Glen Riddle Apartments – Flags Show Pipeline Route

Mechanisms to notify residents of an emergency are virtually non-existent, since phone calls or text alerts could be enough to ignite a vapor cloud. To date, the only “evacuation plan” we have been provided is to run, on foot, upwind away from the leak source. All the people who live, work and commute through the area within a half-mile of the pipelines’ right of way would need to be capable of self-evacuating, since first responders would not be permitted to enter a safety perimeter. There is no consideration for our vulnerable populations – young children, the elderly, those with disabilities or medical conditions. Essentially, we will be left to fend for ourselves against an immeasurable danger. Even the best prepared fire department would not be enough to save us, as a catastrophic event could occur within mere moments. MCCS commissioned an independent leak hazards study, the focus of which is Glenwood Elementary School in Middletown Township.

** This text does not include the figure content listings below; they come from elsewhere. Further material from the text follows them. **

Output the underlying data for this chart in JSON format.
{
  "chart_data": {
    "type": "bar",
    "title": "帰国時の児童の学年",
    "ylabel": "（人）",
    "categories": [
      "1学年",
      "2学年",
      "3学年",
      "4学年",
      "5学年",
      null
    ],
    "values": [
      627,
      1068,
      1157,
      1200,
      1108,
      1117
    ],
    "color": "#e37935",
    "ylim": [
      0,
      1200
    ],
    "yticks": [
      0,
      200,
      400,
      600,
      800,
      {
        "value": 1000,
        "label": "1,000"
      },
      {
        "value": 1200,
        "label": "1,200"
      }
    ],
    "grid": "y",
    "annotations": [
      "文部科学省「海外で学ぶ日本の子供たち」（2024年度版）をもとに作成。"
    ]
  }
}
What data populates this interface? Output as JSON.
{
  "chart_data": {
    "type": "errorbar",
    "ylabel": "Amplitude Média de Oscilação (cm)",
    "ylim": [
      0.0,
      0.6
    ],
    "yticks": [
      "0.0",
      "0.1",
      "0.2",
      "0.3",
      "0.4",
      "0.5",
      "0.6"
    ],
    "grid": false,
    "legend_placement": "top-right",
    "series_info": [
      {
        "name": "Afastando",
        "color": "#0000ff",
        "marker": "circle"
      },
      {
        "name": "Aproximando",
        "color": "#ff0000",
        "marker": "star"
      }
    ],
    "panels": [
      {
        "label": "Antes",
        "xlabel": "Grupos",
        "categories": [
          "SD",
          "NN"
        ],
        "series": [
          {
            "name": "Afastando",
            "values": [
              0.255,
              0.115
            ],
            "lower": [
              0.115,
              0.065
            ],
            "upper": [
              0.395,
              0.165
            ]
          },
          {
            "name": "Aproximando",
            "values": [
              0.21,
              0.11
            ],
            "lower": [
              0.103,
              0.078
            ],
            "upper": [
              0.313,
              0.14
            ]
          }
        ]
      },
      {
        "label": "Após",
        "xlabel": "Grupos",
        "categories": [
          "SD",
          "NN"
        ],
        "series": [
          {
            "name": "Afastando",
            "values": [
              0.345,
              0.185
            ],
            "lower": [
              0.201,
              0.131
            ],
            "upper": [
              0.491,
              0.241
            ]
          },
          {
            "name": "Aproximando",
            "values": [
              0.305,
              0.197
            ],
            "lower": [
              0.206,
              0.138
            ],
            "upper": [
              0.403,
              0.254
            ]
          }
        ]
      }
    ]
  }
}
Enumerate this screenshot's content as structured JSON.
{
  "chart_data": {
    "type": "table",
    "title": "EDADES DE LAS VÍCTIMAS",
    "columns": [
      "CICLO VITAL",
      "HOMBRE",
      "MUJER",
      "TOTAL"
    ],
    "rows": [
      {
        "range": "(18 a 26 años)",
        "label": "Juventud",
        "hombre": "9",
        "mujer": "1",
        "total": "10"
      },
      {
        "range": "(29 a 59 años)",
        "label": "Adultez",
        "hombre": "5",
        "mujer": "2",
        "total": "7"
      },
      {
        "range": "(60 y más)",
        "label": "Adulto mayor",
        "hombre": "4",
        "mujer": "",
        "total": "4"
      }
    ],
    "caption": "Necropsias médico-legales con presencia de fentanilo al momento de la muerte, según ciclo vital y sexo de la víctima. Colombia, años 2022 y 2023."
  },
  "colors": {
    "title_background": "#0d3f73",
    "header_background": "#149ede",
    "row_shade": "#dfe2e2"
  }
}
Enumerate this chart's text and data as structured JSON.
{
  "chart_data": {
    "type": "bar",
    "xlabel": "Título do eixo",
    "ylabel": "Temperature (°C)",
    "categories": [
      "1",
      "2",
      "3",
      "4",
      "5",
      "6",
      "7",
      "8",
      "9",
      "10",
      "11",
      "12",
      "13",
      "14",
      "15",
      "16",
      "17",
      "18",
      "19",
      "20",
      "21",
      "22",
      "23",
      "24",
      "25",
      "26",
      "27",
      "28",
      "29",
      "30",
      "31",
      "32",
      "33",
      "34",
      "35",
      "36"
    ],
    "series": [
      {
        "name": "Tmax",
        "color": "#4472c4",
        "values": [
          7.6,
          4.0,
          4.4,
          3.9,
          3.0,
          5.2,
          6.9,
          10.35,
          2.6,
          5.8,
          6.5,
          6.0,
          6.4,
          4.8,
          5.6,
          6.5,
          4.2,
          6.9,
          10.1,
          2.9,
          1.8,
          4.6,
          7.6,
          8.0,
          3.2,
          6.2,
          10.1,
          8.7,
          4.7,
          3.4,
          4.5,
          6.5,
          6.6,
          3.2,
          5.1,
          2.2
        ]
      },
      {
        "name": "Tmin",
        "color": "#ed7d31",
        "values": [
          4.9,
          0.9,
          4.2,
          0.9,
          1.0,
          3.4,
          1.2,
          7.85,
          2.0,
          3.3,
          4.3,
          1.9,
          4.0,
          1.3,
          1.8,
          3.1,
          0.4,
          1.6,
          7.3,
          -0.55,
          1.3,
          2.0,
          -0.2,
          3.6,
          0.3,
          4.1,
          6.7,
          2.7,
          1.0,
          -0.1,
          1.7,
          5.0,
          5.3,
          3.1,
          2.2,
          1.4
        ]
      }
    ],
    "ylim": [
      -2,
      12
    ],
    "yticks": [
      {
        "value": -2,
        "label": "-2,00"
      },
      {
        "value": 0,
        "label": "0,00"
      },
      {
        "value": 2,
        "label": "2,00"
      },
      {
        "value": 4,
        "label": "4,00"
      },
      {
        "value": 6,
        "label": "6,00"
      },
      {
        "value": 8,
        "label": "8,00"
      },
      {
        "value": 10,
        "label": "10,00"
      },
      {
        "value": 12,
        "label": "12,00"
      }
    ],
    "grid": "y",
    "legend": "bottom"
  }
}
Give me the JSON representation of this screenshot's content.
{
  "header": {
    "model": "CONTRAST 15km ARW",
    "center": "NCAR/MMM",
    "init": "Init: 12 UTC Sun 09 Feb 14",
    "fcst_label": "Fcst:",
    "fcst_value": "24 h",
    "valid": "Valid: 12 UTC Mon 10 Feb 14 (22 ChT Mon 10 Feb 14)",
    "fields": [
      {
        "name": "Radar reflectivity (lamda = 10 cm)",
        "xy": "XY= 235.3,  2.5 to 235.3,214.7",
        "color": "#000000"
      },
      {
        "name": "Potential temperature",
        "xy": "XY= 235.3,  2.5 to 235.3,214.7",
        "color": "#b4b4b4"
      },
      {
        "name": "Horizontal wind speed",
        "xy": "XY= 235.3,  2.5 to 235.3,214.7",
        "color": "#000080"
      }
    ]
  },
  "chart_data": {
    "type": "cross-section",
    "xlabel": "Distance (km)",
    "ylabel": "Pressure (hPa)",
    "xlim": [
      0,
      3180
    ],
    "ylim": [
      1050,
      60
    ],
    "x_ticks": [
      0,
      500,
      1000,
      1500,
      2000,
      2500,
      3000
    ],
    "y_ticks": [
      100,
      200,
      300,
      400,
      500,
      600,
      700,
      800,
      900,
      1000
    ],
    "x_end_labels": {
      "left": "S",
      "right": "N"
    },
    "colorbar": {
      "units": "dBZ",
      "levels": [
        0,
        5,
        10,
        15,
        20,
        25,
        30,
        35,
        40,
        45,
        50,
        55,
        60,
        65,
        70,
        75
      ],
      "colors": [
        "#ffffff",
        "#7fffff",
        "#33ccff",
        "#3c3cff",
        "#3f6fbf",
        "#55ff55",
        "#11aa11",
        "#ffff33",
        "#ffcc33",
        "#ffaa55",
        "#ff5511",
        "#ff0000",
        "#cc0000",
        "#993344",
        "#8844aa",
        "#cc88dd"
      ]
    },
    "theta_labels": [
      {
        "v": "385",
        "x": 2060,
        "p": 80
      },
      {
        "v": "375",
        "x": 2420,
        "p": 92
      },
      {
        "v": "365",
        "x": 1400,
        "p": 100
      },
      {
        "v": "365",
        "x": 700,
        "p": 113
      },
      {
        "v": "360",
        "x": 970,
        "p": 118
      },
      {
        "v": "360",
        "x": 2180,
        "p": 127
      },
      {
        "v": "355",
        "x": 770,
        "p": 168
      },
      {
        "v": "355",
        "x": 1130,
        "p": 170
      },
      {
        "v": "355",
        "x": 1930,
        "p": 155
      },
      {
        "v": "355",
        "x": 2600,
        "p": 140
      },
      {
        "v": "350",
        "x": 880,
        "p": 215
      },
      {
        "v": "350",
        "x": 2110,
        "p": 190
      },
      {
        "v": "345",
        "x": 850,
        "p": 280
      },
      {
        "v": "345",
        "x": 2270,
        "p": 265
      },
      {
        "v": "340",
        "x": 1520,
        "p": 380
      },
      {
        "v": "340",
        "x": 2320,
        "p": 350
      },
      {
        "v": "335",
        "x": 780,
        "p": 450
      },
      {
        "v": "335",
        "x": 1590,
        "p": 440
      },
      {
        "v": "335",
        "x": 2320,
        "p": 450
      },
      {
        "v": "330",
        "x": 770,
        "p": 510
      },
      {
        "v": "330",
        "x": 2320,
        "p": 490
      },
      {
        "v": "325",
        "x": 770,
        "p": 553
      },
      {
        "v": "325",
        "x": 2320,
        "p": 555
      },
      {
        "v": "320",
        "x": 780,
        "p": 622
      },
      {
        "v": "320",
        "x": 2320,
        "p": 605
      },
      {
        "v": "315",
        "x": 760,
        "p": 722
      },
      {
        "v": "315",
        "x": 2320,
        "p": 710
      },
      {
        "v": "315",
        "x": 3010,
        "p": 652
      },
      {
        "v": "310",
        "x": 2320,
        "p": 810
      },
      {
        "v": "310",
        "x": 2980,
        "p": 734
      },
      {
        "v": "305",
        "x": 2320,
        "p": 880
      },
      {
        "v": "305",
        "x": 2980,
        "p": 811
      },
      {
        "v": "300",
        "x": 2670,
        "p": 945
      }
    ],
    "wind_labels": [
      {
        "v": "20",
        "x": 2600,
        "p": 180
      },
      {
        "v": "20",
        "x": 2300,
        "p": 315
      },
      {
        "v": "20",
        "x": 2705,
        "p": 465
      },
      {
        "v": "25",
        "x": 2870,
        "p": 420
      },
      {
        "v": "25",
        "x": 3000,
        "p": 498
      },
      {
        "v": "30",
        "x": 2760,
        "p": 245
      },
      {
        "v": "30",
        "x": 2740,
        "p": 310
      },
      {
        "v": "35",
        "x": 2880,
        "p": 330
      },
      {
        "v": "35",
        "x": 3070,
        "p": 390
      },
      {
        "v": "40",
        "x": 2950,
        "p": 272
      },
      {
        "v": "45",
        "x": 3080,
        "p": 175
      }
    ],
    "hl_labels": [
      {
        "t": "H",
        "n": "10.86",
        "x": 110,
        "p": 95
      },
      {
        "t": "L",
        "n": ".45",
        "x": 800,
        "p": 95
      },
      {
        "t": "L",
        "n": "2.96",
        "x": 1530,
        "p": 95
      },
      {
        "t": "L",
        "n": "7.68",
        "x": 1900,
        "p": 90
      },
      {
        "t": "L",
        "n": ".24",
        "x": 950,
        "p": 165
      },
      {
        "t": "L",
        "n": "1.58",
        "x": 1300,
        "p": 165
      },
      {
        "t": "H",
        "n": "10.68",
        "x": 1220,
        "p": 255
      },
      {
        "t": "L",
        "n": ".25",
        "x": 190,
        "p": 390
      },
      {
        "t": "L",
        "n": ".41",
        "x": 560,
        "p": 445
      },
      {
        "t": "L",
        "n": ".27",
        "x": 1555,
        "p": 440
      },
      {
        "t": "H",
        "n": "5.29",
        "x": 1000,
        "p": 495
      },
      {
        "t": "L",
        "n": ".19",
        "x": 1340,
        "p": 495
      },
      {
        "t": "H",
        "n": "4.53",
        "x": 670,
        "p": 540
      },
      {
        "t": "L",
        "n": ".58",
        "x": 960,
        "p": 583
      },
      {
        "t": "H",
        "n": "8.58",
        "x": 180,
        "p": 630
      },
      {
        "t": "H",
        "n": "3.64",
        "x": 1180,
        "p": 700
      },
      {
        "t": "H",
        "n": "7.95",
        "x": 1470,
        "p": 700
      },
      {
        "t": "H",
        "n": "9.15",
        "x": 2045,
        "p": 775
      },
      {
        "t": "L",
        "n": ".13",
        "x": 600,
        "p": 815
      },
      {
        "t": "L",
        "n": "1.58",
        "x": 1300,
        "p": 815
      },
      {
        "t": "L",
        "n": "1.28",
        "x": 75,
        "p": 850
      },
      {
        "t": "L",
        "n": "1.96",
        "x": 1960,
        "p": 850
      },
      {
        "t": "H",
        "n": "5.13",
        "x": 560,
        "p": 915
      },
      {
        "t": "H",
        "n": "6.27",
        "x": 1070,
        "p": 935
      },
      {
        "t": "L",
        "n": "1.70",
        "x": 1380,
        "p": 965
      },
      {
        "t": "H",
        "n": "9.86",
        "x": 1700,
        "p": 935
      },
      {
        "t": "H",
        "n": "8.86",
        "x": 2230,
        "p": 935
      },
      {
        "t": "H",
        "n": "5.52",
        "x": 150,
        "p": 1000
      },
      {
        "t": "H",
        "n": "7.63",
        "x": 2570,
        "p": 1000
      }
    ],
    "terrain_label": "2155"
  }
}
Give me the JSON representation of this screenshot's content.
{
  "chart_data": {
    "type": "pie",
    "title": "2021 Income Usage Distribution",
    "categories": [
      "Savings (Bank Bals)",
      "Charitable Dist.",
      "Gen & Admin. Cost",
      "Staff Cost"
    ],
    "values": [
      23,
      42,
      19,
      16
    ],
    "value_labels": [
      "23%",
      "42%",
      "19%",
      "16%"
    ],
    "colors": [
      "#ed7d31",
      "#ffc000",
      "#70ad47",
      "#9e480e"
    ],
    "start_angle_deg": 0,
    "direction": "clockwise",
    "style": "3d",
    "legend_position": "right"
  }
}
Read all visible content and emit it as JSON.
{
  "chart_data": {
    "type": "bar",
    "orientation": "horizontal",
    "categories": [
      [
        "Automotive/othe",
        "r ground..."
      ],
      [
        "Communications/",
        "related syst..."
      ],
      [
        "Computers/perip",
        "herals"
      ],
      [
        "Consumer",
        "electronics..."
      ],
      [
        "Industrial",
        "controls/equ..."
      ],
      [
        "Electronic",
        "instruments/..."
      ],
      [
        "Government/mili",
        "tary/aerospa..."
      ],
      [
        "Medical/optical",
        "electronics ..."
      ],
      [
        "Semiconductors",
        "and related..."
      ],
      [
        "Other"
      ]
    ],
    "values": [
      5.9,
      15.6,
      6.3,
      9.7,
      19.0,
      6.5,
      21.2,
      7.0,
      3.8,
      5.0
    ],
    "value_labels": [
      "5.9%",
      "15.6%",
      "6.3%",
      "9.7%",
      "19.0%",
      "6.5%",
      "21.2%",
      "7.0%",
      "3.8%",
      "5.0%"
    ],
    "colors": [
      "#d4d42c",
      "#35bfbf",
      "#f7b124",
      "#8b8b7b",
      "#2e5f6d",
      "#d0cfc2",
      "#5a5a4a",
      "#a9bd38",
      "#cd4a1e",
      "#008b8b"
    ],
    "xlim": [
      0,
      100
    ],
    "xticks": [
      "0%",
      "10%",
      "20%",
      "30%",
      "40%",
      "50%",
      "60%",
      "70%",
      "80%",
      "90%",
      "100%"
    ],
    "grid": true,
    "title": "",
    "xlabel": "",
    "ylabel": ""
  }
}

We cannot go quietly into the night, allowing a private, for-profit industry to directly jeopardize the lives of our children, friends and loved ones. For it’s part, Middletown Coalition for Community Safety is working hard to fundraise to support our legal challenges and organizing for measures of non-violent resistance.

We will continue to fight and, despite what our opponents might like to think, “It is NOT a done deal!”